In light of today's Node/Electron Conversation, it seems appropriate to remind everyone of the t-shirts I made last week.
(cc: @alphakamp)
@ajroach42 I'm curious about the node/electron conversation, but couldn't find it.
I am a bit pro Electron though, so :P.
@dmoonfire Basically, node's ecosystem is bad and encourages bad habits.
Electron has all of the problems of webapps + the massive memory usage of running multiple web browsers at the same time + all the security worries of running multiple outdated web browsers at the same time.
@ajroach42 I found npm to be one of the better ecosystems out there, at least in terms of use (though high on fragmentation) and being self-contained verses global (composer, easy_install).

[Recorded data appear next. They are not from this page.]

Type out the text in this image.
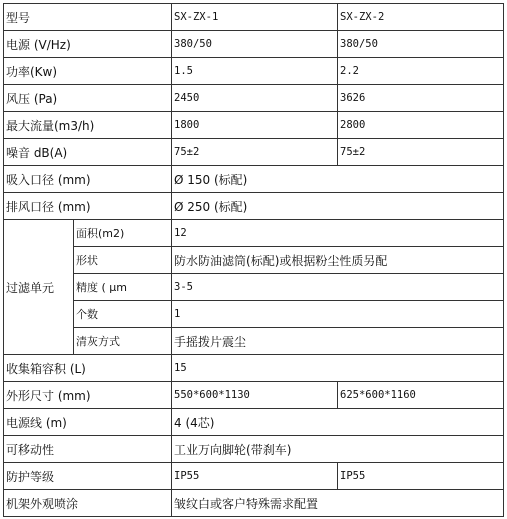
型号		SX-ZX-1	SX-ZX-2
电源 (V/Hz)		380/50	380/50
功率(Kw)		1.5	2.2
风压 (Pa)		2450	3626
最大流量(m3/h)		1800	2800
噪音 dB(A)		75±2	75±2
吸入口径 (mm)		Ø 150 (标配)	
排风口径 (mm)		Ø 250 (标配)	
过滤单元	面积(m2)	12	
	形状	防水防油滤筒(标配)或根据粉尘性质另配	
	精度 ( µm	3-5	
	个数	1	
	清灰方式	手摇拨片震尘	
收集箱容积 (L)		15	
外形尺寸 (mm)		550*600*1130	625*600*1160
电源线 (m)		4 (4芯)	
可移动性		工业万向脚轮(带刹车)	
防护等级		IP55	IP55
机架外观喷涂		皱纹白或客户特殊需求配置	
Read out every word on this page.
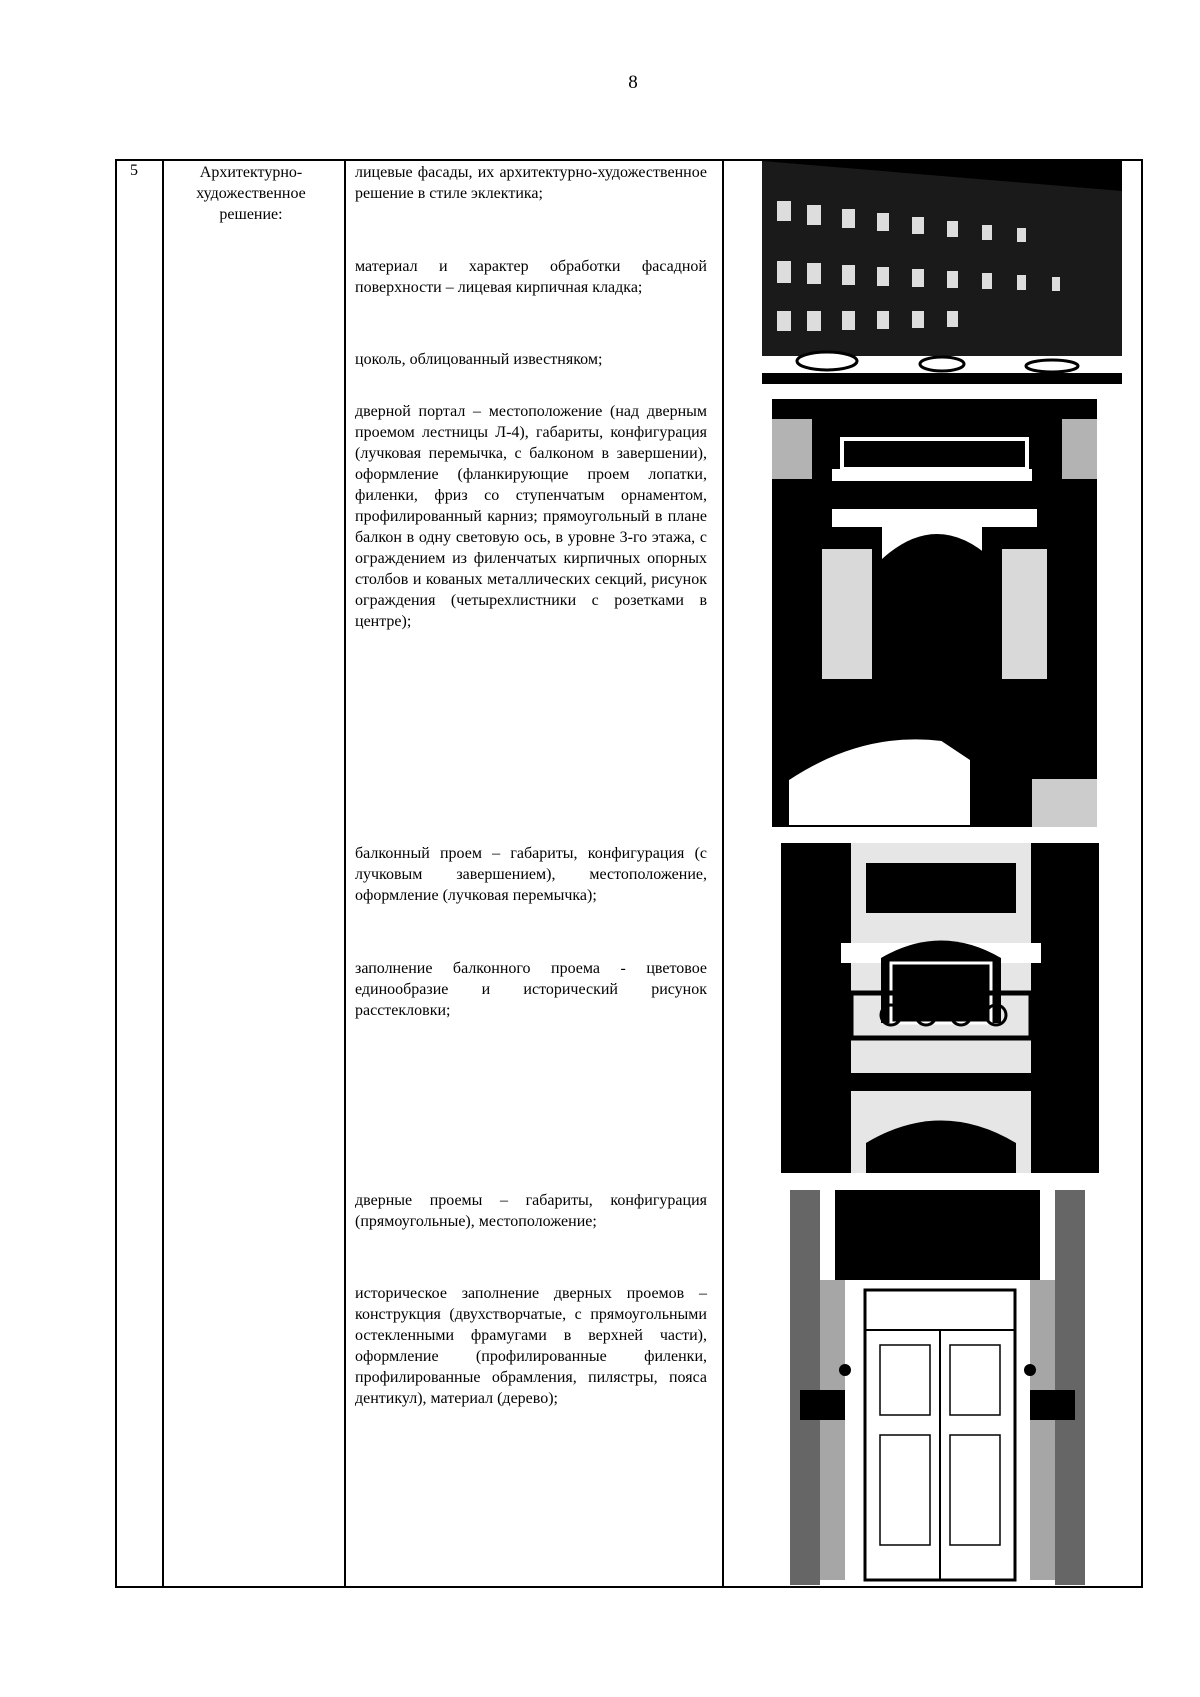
8
5	Архитектурно-художественное решение:
лицевые фасады, их архитектурно-художественное решение в стиле эклектика;
материал и характер обработки фасадной поверхности – лицевая кирпичная кладка;
цоколь, облицованный известняком;
дверной портал – местоположение (над дверным проемом лестницы Л-4), габариты, конфигурация (лучковая перемычка, с балконом в завершении), оформление (фланкирующие проем лопатки, филенки, фриз со ступенчатым орнаментом, профилированный карниз; прямоугольный в плане балкон в одну световую ось, в уровне 3-го этажа, с ограждением из филенчатых кирпичных опорных столбов и кованых металлических секций, рисунок ограждения (четырехлистники с розетками в центре);
балконный проем – габариты, конфигурация (с лучковым завершением), местоположение, оформление (лучковая перемычка);
заполнение балконного проема - цветовое единообразие и исторический рисунок расстекловки;
дверные проемы – габариты, конфигурация (прямоугольные), местоположение;
историческое заполнение дверных проемов – конструкция (двухстворчатые, с прямоугольными остекленными фрамугами в верхней части), оформление (профилированные филенки, профилированные обрамления, пилястры, пояса дентикул), материал (дерево);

As for it being a pig, yeah, but there aren't a lot of good cross-platform, non-network-connected options out there.
@dmoonfire ... NPM was responsible for the left-pad debacle a few years back.
I've installed applications that pull dependencies only to discover that those dependencies either 1) don't work with the current version of that application or 2) have been modified to introduce phone-homes or other nastiness.
The biggest bit, though, is that node is probably great as a developer's environment, but it's horrible from a maintenance/admin standpoint.
And maintenance/admin is what I do.
@dmoonfire I'm sure it's great for developers, because I see so many Neat things being made with it.
But I can't really trust those things. They are hard to maintain, and they break often.
@ajroach42 It is nice to avoid the DLL Hell that Windows and even Linux has had over the years though. I really like folder-self-contained projects, that is why I'm using NPM and NuGet as my role models for Author Intrusion.
Also, because I used to use Python and Perl with my publishing framework and two years of deployment bitrotted my old novel's publication. :(
That was... frustrating to say the least. I want to be able to freeze a project at a point in time.